Un-une

 

Lui vient du désert, des immensités minérales. Il aime la montagne, les roches, les ponts sur les torrents indomptables. Cet univers est très peuplé, contrairement aux croyances et aux apparences, et plein de contraintes. Le désert, c'est le contraire de la liberté. Il y marche tout le jour, le parcourt sans relâche.

 

Elle, vit dans un gros bourg. Elle aime entendre la rue se réveiller, les passages s'intensifier au fil du jour, puis ralentir le soir. Cette agitation l'aide quand il lui est difficile de pousser sa porte pour rejoindre la vie. Entendre le bruissement du monde lui fait du bien.

 

Eux, ils ne pourront mêler leurs jours, encore moins leurs nuits. Ils ne pourront s'offrir que des bribes d'instants où leurs univers se croisent, quand les orbites de leurs planètes s'attirent selon les lois célestes. Le reste du temps, chacun vit sa vie. Lui dans son désert peuplé, elle dans le bruit de sa cité.

 

Lui s'affaire, c'est ce qu'il préfère. Contraintes, obligations, c'est lui qui les choisies, qui s'y est engagé, qui les a délibérées. Elle non plus ne peut pas vivre sans œuvrer. Ce point pourrait les rapprocher, ou, s'ils se laissent submerger chacun de leur coté, les éloigner.

 

Elle veille à ce qu'il ne les éloigne pas, se garde disponible, pour laisser à leurs planètes les plus grandes possibilités de se croiser. Elle laisse brûler une flamme porteuse de rêves interdits et d'espoirs insensés. Lui scrute le ciel chaque soir, il cherche dans les étoiles des promesses de rencontres auxquelles il ne veut plus croire, il attend de la lune consolation pour d'inévitables chagrins.

 

Au jour de solitude dans la cité, sans aucune sollicitude accepter, elle a besoin de temps pour faire grandir l'amour, pour qu'il s'épanouisse et inonde l'assemblée.
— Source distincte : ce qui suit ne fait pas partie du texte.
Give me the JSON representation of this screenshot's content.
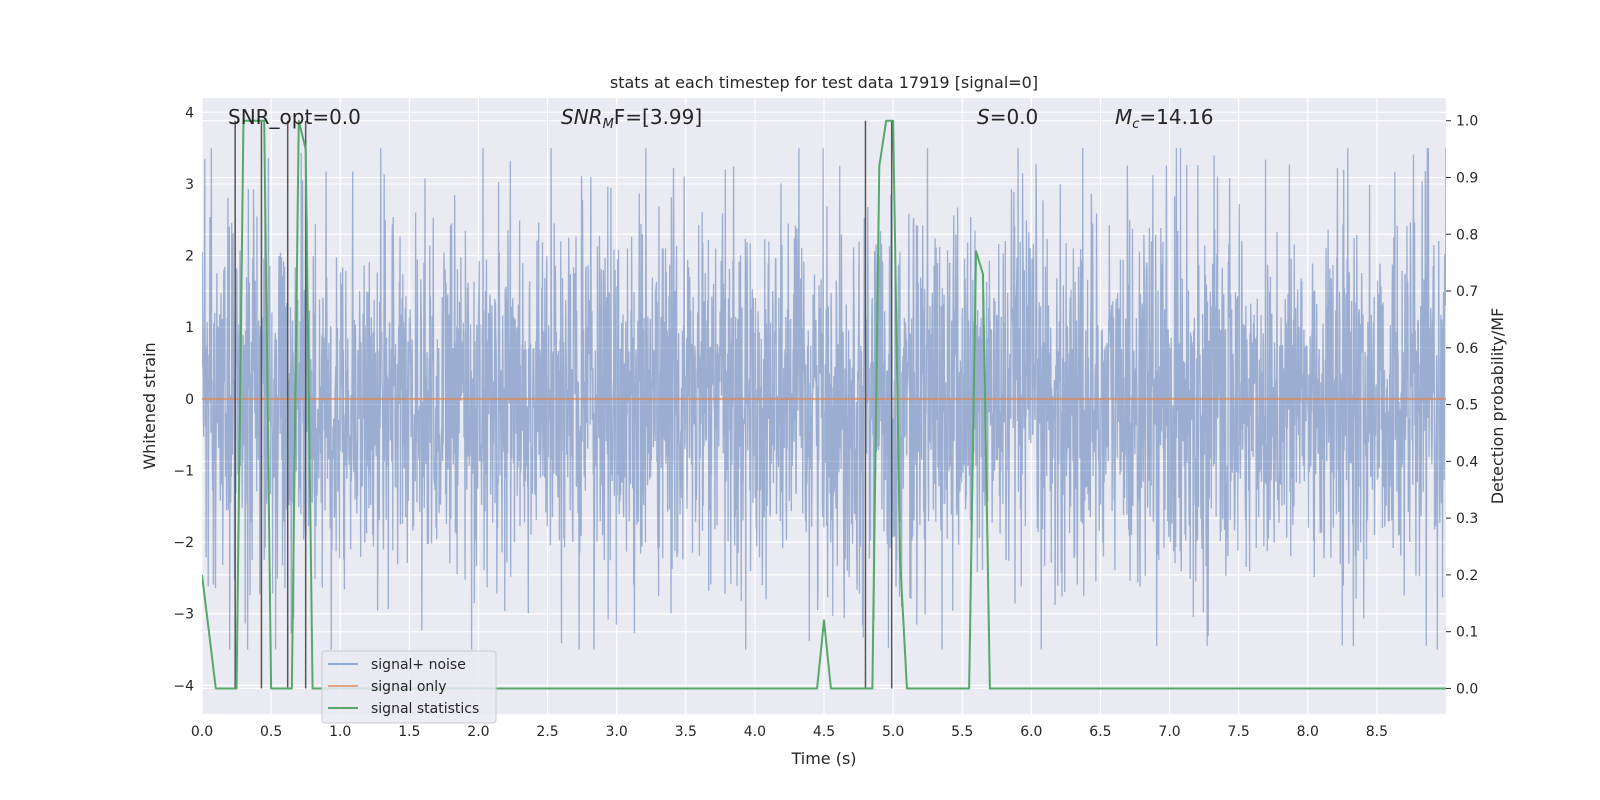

Ce qu'on a beaucoup rêvé, ce pour quoi on a tant brûlé, finit-il par arriver? Elle ne peut vivre sans y croire. Elle brûle.

 

Tête dans les nuages, s'accumulent les cumulus qu'aucun vent ne dérange plus. Lorsque son regard se fatigue à percer les brumes, il baisse les yeux vers l'empreinte de ses pas. Il fait froid dans son désert. Il aimerait ses bras autour de ses épaules, il aimerait cruellement réchauffer ses mains glacées sur son sein.

 

Les traces de ses pas, gelées sur la terre du désert, accrochent une lumière que le ciel ne produit pas, sans étoiles ni lune ce soir. D'où viennent alors ces perles brillantes qui l'empêchent de se perdre dans sa nuit? Rationnel, il pense au matin, au rayon précoce d'un soleil clandestin.

 

Fidèlement, elle frotte l'allumette, une flamme grandit pour remercier la vie. Merci pour ce qui est murmure-t-elle tendrement. Une larme coule pourtant, pour ses rêves trop grands, une larme éclairée de la lumière du merci, brille.

 

Ses pas scintillent au sombre désert, le ramènent à sa demeure, à sa vie, à son labeur, à ce qui si souvent l'éloigne d'elle. Cette nuit, il ne se perdra pas, quelqu'un veillait sur lui, qui ne lui en voudra pas. Quelqu'un qui chaque jour prie ce que ce monde garde encore de magie, pour avoir la force d'aimer sa liberté plus que ses propres rêves.

 

Mais... pourquoi n'y aurait-il qu'une seule flamme qui pourrait brûler?